Golkar Dominan di Wilayah Demokrat
Persentase Kemenangan PilkadaMinggu, 31 Oktober 2010 – 08:18 WIB
Burhan mengingatkan, meski meraih suara signifikan di pilkada, itu tetap saja tidak bisa menjadi tolok ukur bagi Pemilu 2014. Dalam posisi kemenangan Golkar, calon kepala daerah hanya diukur berdasar popularitas. Sementara yang dibutuhkan dalam pemilu nasional adalah popularitas dan elektabilitas. "Golkar juga tidak bisa mengklaim menang karena di dalamnya ada iuran partai lain," ujarnya.

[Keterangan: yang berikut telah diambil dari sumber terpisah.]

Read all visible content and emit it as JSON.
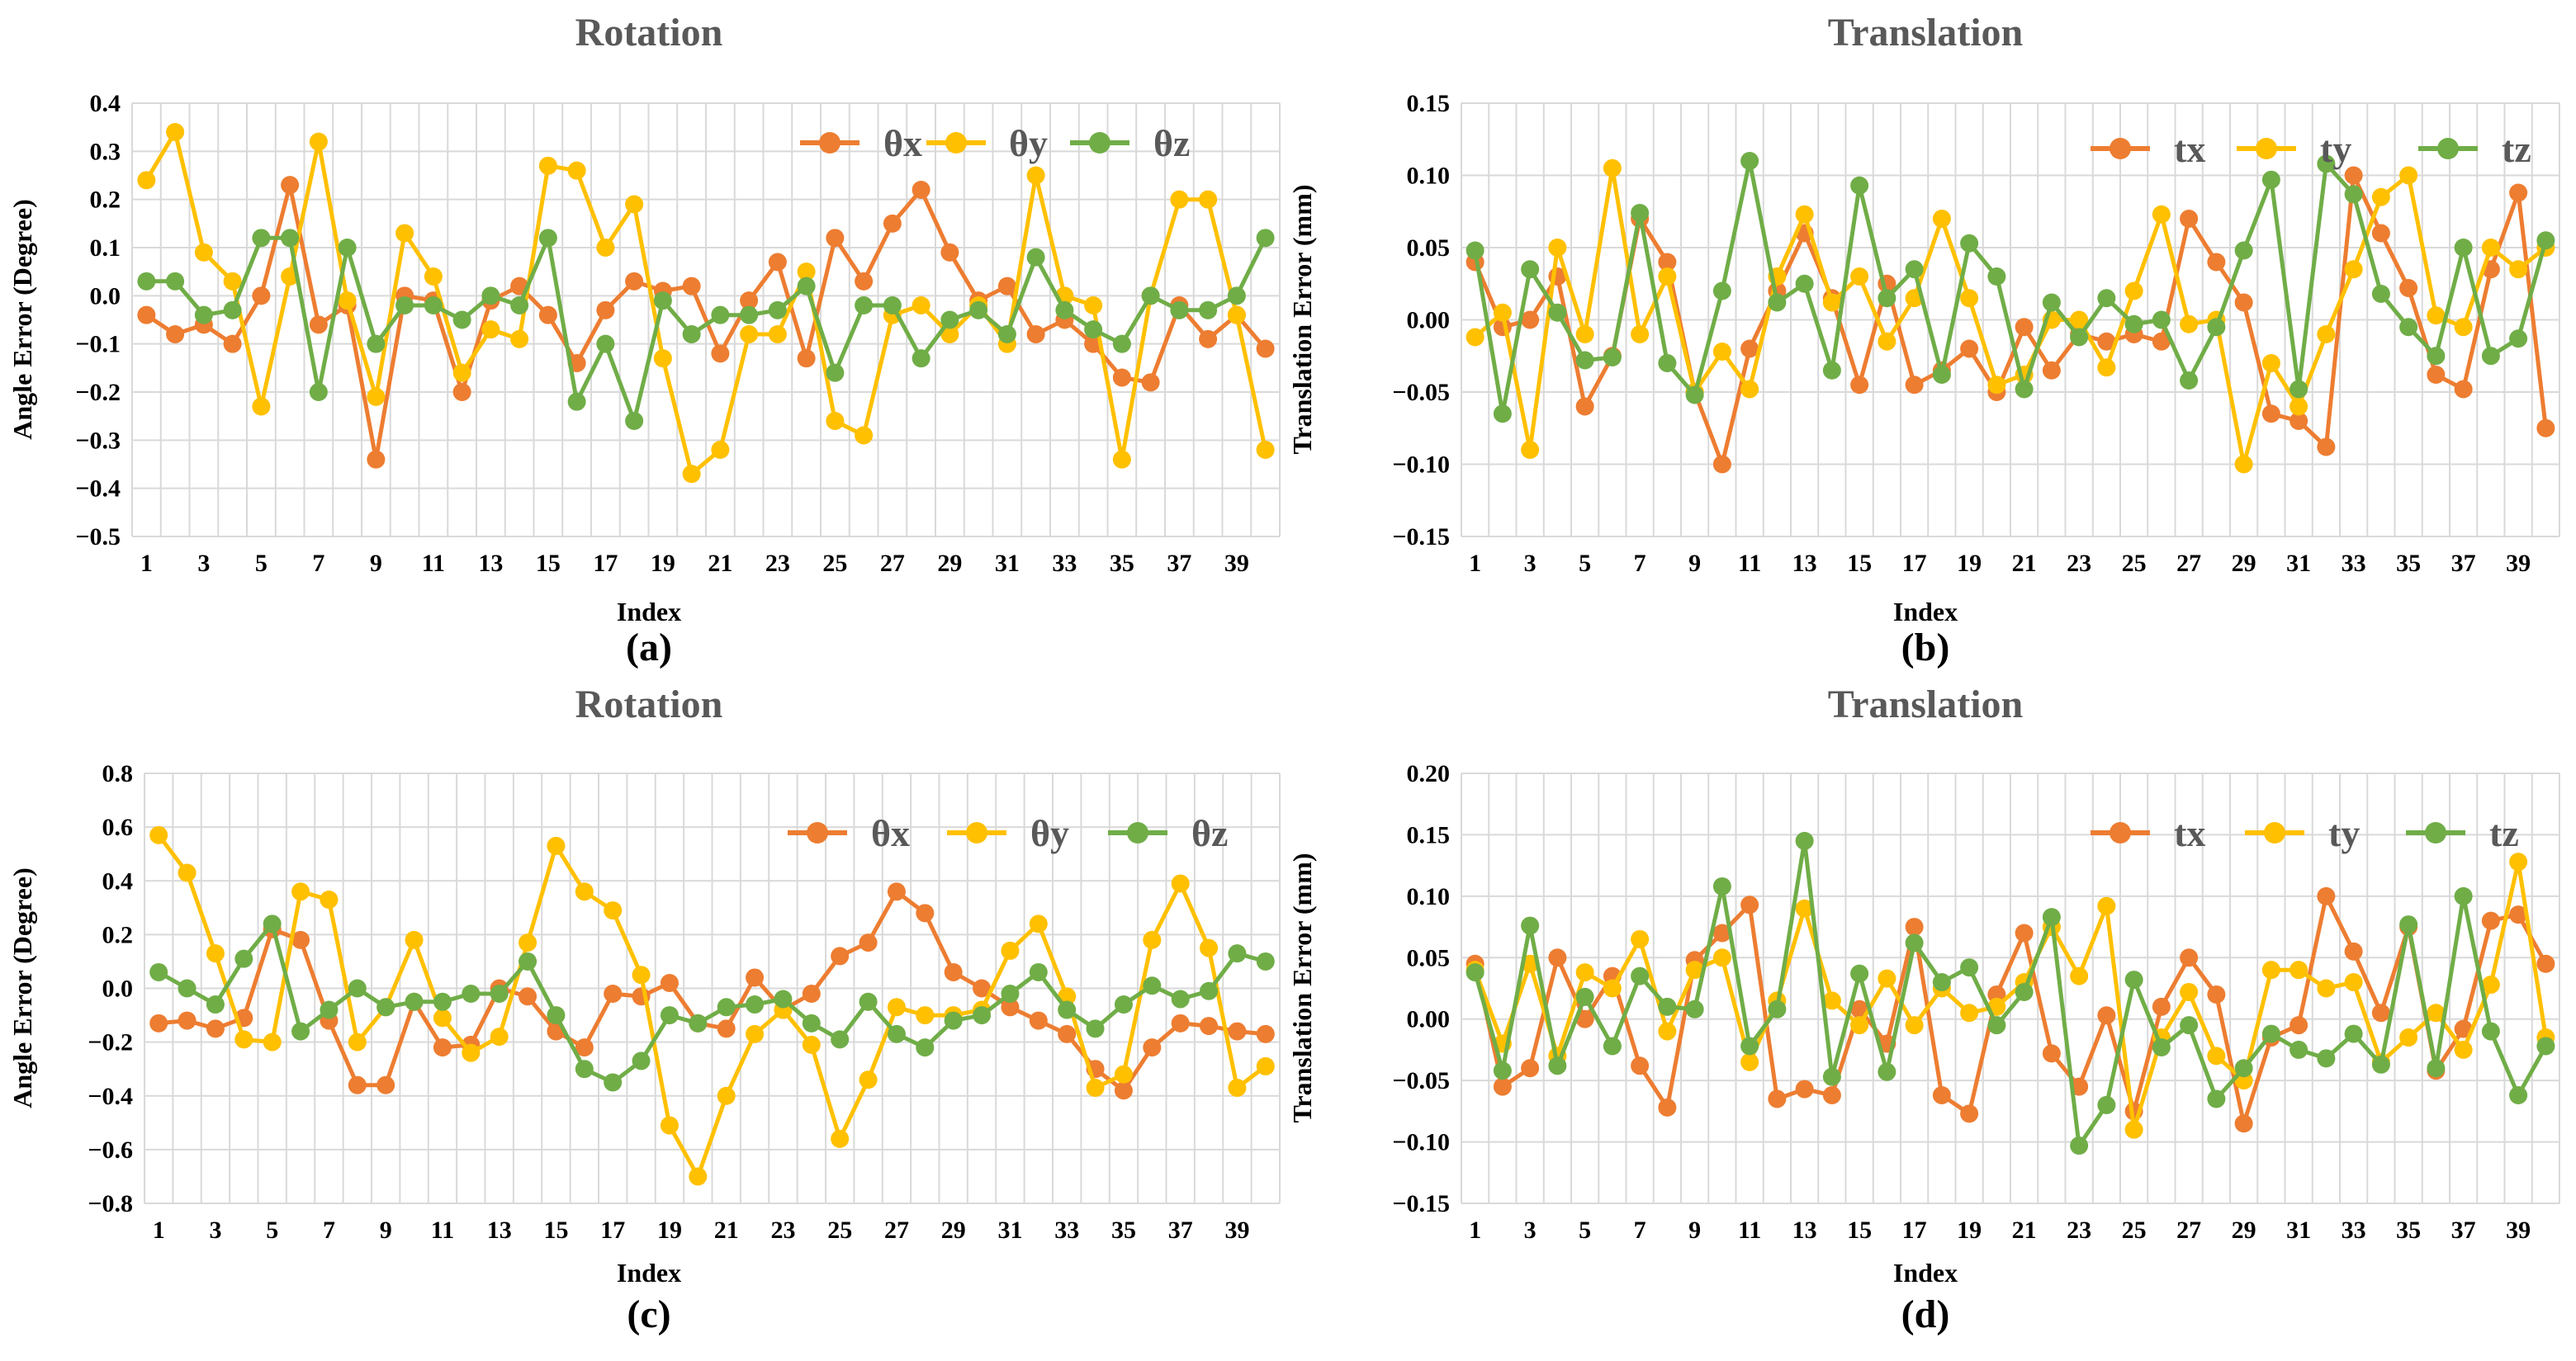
{
  "colors": {
    "s1": "#ED7D31",
    "s2": "#FFC000",
    "s3": "#70AD47",
    "grid": "#d9d9d9"
  },
  "chart_data": [
    {
      "type": "line",
      "panel_label": "(a)",
      "title": "Rotation",
      "xlabel": "Index",
      "ylabel": "Angle Error (Degree)",
      "ylim": [
        -0.5,
        0.4
      ],
      "yticks": [
        "−0.5",
        "−0.4",
        "−0.3",
        "−0.2",
        "−0.1",
        "0.0",
        "0.1",
        "0.2",
        "0.3",
        "0.4"
      ],
      "xticks": [
        "1",
        "3",
        "5",
        "7",
        "9",
        "11",
        "13",
        "15",
        "17",
        "19",
        "21",
        "23",
        "25",
        "27",
        "29",
        "31",
        "33",
        "35",
        "37",
        "39"
      ],
      "legend": "top-right",
      "series": [
        {
          "name": "θx",
          "color": "#ED7D31",
          "values": [
            -0.04,
            -0.08,
            -0.06,
            -0.1,
            0.0,
            0.23,
            -0.06,
            -0.02,
            -0.34,
            0.0,
            -0.01,
            -0.2,
            -0.01,
            0.02,
            -0.04,
            -0.14,
            -0.03,
            0.03,
            0.01,
            0.02,
            -0.12,
            -0.01,
            0.07,
            -0.13,
            0.12,
            0.03,
            0.15,
            0.22,
            0.09,
            -0.01,
            0.02,
            -0.08,
            -0.05,
            -0.1,
            -0.17,
            -0.18,
            -0.02,
            -0.09,
            -0.04,
            -0.11
          ]
        },
        {
          "name": "θy",
          "color": "#FFC000",
          "values": [
            0.24,
            0.34,
            0.09,
            0.03,
            -0.23,
            0.04,
            0.32,
            -0.01,
            -0.21,
            0.13,
            0.04,
            -0.16,
            -0.07,
            -0.09,
            0.27,
            0.26,
            0.1,
            0.19,
            -0.13,
            -0.37,
            -0.32,
            -0.08,
            -0.08,
            0.05,
            -0.26,
            -0.29,
            -0.04,
            -0.02,
            -0.08,
            -0.02,
            -0.1,
            0.25,
            0.0,
            -0.02,
            -0.34,
            0.0,
            0.2,
            0.2,
            -0.04,
            -0.32
          ]
        },
        {
          "name": "θz",
          "color": "#70AD47",
          "values": [
            0.03,
            0.03,
            -0.04,
            -0.03,
            0.12,
            0.12,
            -0.2,
            0.1,
            -0.1,
            -0.02,
            -0.02,
            -0.05,
            0.0,
            -0.02,
            0.12,
            -0.22,
            -0.1,
            -0.26,
            -0.01,
            -0.08,
            -0.04,
            -0.04,
            -0.03,
            0.02,
            -0.16,
            -0.02,
            -0.02,
            -0.13,
            -0.05,
            -0.03,
            -0.08,
            0.08,
            -0.03,
            -0.07,
            -0.1,
            0.0,
            -0.03,
            -0.03,
            0.0,
            0.12
          ]
        }
      ]
    },
    {
      "type": "line",
      "panel_label": "(b)",
      "title": "Translation",
      "xlabel": "Index",
      "ylabel": "Translation Error (mm)",
      "ylim": [
        -0.15,
        0.15
      ],
      "yticks": [
        "−0.15",
        "−0.10",
        "−0.05",
        "0.00",
        "0.05",
        "0.10",
        "0.15"
      ],
      "xticks": [
        "1",
        "3",
        "5",
        "7",
        "9",
        "11",
        "13",
        "15",
        "17",
        "19",
        "21",
        "23",
        "25",
        "27",
        "29",
        "31",
        "33",
        "35",
        "37",
        "39"
      ],
      "legend": "top-right",
      "series": [
        {
          "name": "tx",
          "color": "#ED7D31",
          "values": [
            0.04,
            -0.005,
            0.0,
            0.03,
            -0.06,
            -0.025,
            0.07,
            0.04,
            -0.05,
            -0.1,
            -0.02,
            0.02,
            0.06,
            0.015,
            -0.045,
            0.025,
            -0.045,
            -0.035,
            -0.02,
            -0.05,
            -0.005,
            -0.035,
            -0.01,
            -0.015,
            -0.01,
            -0.015,
            0.07,
            0.04,
            0.012,
            -0.065,
            -0.07,
            -0.088,
            0.1,
            0.06,
            0.022,
            -0.038,
            -0.048,
            0.035,
            0.088,
            -0.075
          ]
        },
        {
          "name": "ty",
          "color": "#FFC000",
          "values": [
            -0.012,
            0.005,
            -0.09,
            0.05,
            -0.01,
            0.105,
            -0.01,
            0.03,
            -0.05,
            -0.022,
            -0.048,
            0.03,
            0.073,
            0.012,
            0.03,
            -0.015,
            0.015,
            0.07,
            0.015,
            -0.045,
            -0.038,
            0.0,
            0.0,
            -0.033,
            0.02,
            0.073,
            -0.003,
            0.0,
            -0.1,
            -0.03,
            -0.06,
            -0.01,
            0.035,
            0.085,
            0.1,
            0.003,
            -0.005,
            0.05,
            0.035,
            0.05
          ]
        },
        {
          "name": "tz",
          "color": "#70AD47",
          "values": [
            0.048,
            -0.065,
            0.035,
            0.005,
            -0.028,
            -0.026,
            0.074,
            -0.03,
            -0.052,
            0.02,
            0.11,
            0.012,
            0.025,
            -0.035,
            0.093,
            0.015,
            0.035,
            -0.038,
            0.053,
            0.03,
            -0.048,
            0.012,
            -0.012,
            0.015,
            -0.003,
            0.0,
            -0.042,
            -0.005,
            0.048,
            0.097,
            -0.048,
            0.108,
            0.087,
            0.018,
            -0.005,
            -0.025,
            0.05,
            -0.025,
            -0.013,
            0.055
          ]
        }
      ]
    },
    {
      "type": "line",
      "panel_label": "(c)",
      "title": "Rotation",
      "xlabel": "Index",
      "ylabel": "Angle Error (Degree)",
      "ylim": [
        -0.8,
        0.8
      ],
      "yticks": [
        "−0.8",
        "−0.6",
        "−0.4",
        "−0.2",
        "0.0",
        "0.2",
        "0.4",
        "0.6",
        "0.8"
      ],
      "xticks": [
        "1",
        "3",
        "5",
        "7",
        "9",
        "11",
        "13",
        "15",
        "17",
        "19",
        "21",
        "23",
        "25",
        "27",
        "29",
        "31",
        "33",
        "35",
        "37",
        "39"
      ],
      "legend": "top-right",
      "series": [
        {
          "name": "θx",
          "color": "#ED7D31",
          "values": [
            -0.13,
            -0.12,
            -0.15,
            -0.11,
            0.22,
            0.18,
            -0.12,
            -0.36,
            -0.36,
            -0.05,
            -0.22,
            -0.21,
            0.0,
            -0.03,
            -0.16,
            -0.22,
            -0.02,
            -0.03,
            0.02,
            -0.13,
            -0.15,
            0.04,
            -0.08,
            -0.02,
            0.12,
            0.17,
            0.36,
            0.28,
            0.06,
            0.0,
            -0.07,
            -0.12,
            -0.17,
            -0.3,
            -0.38,
            -0.22,
            -0.13,
            -0.14,
            -0.16,
            -0.17
          ]
        },
        {
          "name": "θy",
          "color": "#FFC000",
          "values": [
            0.57,
            0.43,
            0.13,
            -0.19,
            -0.2,
            0.36,
            0.33,
            -0.2,
            -0.07,
            0.18,
            -0.11,
            -0.24,
            -0.18,
            0.17,
            0.53,
            0.36,
            0.29,
            0.05,
            -0.51,
            -0.7,
            -0.4,
            -0.17,
            -0.08,
            -0.21,
            -0.56,
            -0.34,
            -0.07,
            -0.1,
            -0.1,
            -0.08,
            0.14,
            0.24,
            -0.03,
            -0.37,
            -0.32,
            0.18,
            0.39,
            0.15,
            -0.37,
            -0.29
          ]
        },
        {
          "name": "θz",
          "color": "#70AD47",
          "values": [
            0.06,
            0.0,
            -0.06,
            0.11,
            0.24,
            -0.16,
            -0.08,
            0.0,
            -0.07,
            -0.05,
            -0.05,
            -0.02,
            -0.02,
            0.1,
            -0.1,
            -0.3,
            -0.35,
            -0.27,
            -0.1,
            -0.13,
            -0.07,
            -0.06,
            -0.04,
            -0.13,
            -0.19,
            -0.05,
            -0.17,
            -0.22,
            -0.12,
            -0.1,
            -0.02,
            0.06,
            -0.08,
            -0.15,
            -0.06,
            0.01,
            -0.04,
            -0.01,
            0.13,
            0.1
          ]
        }
      ]
    },
    {
      "type": "line",
      "panel_label": "(d)",
      "title": "Translation",
      "xlabel": "Index",
      "ylabel": "Translation Error (mm)",
      "ylim": [
        -0.15,
        0.2
      ],
      "yticks": [
        "−0.15",
        "−0.10",
        "−0.05",
        "0.00",
        "0.05",
        "0.10",
        "0.15",
        "0.20"
      ],
      "xticks": [
        "1",
        "3",
        "5",
        "7",
        "9",
        "11",
        "13",
        "15",
        "17",
        "19",
        "21",
        "23",
        "25",
        "27",
        "29",
        "31",
        "33",
        "35",
        "37",
        "39"
      ],
      "legend": "top-right",
      "series": [
        {
          "name": "tx",
          "color": "#ED7D31",
          "values": [
            0.045,
            -0.055,
            -0.04,
            0.05,
            0.0,
            0.035,
            -0.038,
            -0.072,
            0.048,
            0.07,
            0.093,
            -0.065,
            -0.057,
            -0.062,
            0.008,
            -0.02,
            0.075,
            -0.062,
            -0.077,
            0.02,
            0.07,
            -0.028,
            -0.055,
            0.003,
            -0.075,
            0.01,
            0.05,
            0.02,
            -0.085,
            -0.015,
            -0.005,
            0.1,
            0.055,
            0.005,
            0.075,
            -0.042,
            -0.008,
            0.08,
            0.085,
            0.045
          ]
        },
        {
          "name": "ty",
          "color": "#FFC000",
          "values": [
            0.04,
            -0.02,
            0.045,
            -0.03,
            0.038,
            0.025,
            0.065,
            -0.01,
            0.04,
            0.05,
            -0.035,
            0.015,
            0.09,
            0.015,
            -0.005,
            0.033,
            -0.005,
            0.025,
            0.005,
            0.01,
            0.03,
            0.075,
            0.035,
            0.092,
            -0.09,
            -0.015,
            0.022,
            -0.03,
            -0.05,
            0.04,
            0.04,
            0.025,
            0.03,
            -0.035,
            -0.015,
            0.005,
            -0.025,
            0.028,
            0.128,
            -0.015
          ]
        },
        {
          "name": "tz",
          "color": "#70AD47",
          "values": [
            0.038,
            -0.042,
            0.076,
            -0.038,
            0.018,
            -0.022,
            0.035,
            0.01,
            0.008,
            0.108,
            -0.022,
            0.008,
            0.145,
            -0.047,
            0.037,
            -0.043,
            0.062,
            0.03,
            0.042,
            -0.005,
            0.022,
            0.083,
            -0.103,
            -0.07,
            0.032,
            -0.023,
            -0.005,
            -0.065,
            -0.04,
            -0.012,
            -0.025,
            -0.032,
            -0.012,
            -0.037,
            0.077,
            -0.04,
            0.1,
            -0.01,
            -0.062,
            -0.022
          ]
        }
      ]
    }
  ]
}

Salah satu tolok ukur adalah raihan Golkar pada pilkada periode 2004"2009. Ketika itu Golkar juga dominan dengan meraih 42 persen suara dalam pilkada. Namun, raihan tersebut ternyata berbanding terbalik dengan merosotnya suara Golkar pada pemilu legislatif. "Pengalaman membuktikan, banyak kepala daerah yang merasa tidak memiliki utang budi (karena sudah populer)," kata Burhan.

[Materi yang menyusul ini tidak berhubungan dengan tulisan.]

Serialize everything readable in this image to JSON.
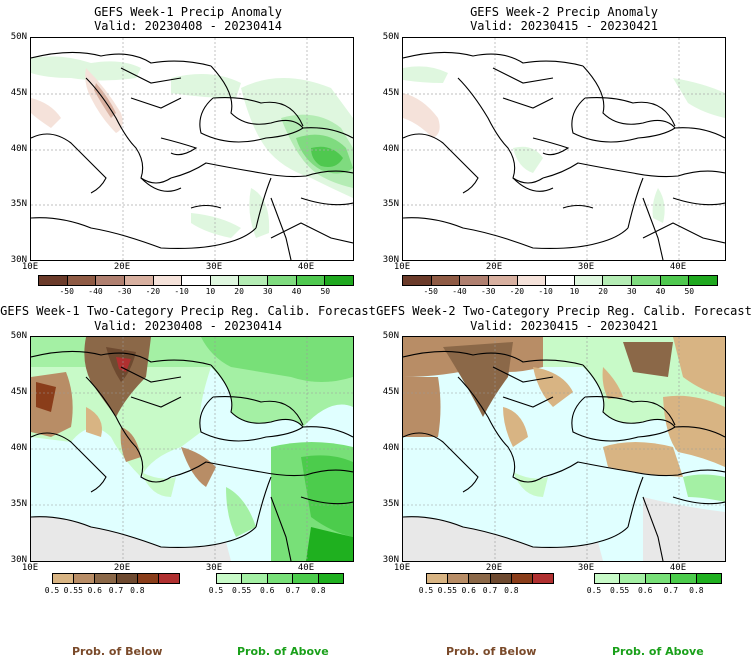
{
  "panels": [
    {
      "title": "GEFS Week-1 Precip Anomaly",
      "valid": "Valid: 20230408 - 20230414"
    },
    {
      "title": "GEFS Week-2 Precip Anomaly",
      "valid": "Valid: 20230415 - 20230421"
    },
    {
      "title": "GEFS Week-1 Two-Category Precip Reg. Calib. Forecast",
      "valid": "Valid: 20230408 - 20230414"
    },
    {
      "title": "GEFS Week-2 Two-Category Precip Reg. Calib. Forecast",
      "valid": "Valid: 20230415 - 20230421"
    }
  ],
  "lat_labels": [
    "50N",
    "45N",
    "40N",
    "35N",
    "30N"
  ],
  "lon_labels": [
    "10E",
    "20E",
    "30E",
    "40E"
  ],
  "anomaly_colorbar": {
    "labels": [
      "-50",
      "-40",
      "-30",
      "-20",
      "-10",
      "10",
      "20",
      "30",
      "40",
      "50"
    ],
    "colors": [
      "#6b3b2a",
      "#8f5b45",
      "#b08070",
      "#d8b0a0",
      "#f5e2da",
      "#ffffff",
      "#dff7df",
      "#b4ecb4",
      "#7fdb7f",
      "#4fc84f",
      "#1fa81f"
    ]
  },
  "below_colorbar": {
    "labels": [
      "0.5",
      "0.55",
      "0.6",
      "0.7",
      "0.8"
    ],
    "colors": [
      "#d8b483",
      "#b88d66",
      "#8b6848",
      "#6e4a30",
      "#8a3d1a",
      "#b03030"
    ]
  },
  "above_colorbar": {
    "labels": [
      "0.5",
      "0.55",
      "0.6",
      "0.7",
      "0.8"
    ],
    "colors": [
      "#c8fac8",
      "#a4f0a4",
      "#78e078",
      "#4ccc4c",
      "#1fb01f"
    ]
  },
  "footer": {
    "below_label": "Prob. of Below",
    "above_label": "Prob. of Above",
    "below_color": "#7a4a2a",
    "above_color": "#1aa01a"
  }
}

Faktor kepopuleran "namun tidak memiliki loyalitas" itu juga menjadi catatan pembahasan di Rapat Pimpinan Nasional (Rapimnas) Partai Golkar pertengahan Oktober lalu. Laporan komisi C rapimnas yang membidangi pilkada menyatakan, tokoh dari luar Golkar terkadang hanya populer, namun tidak memiliki kontribusi signifikan. "Tokoh dari luar terkadang merugikan Golkar," ujar Lakama Wiyaka, juru bicara komisi C.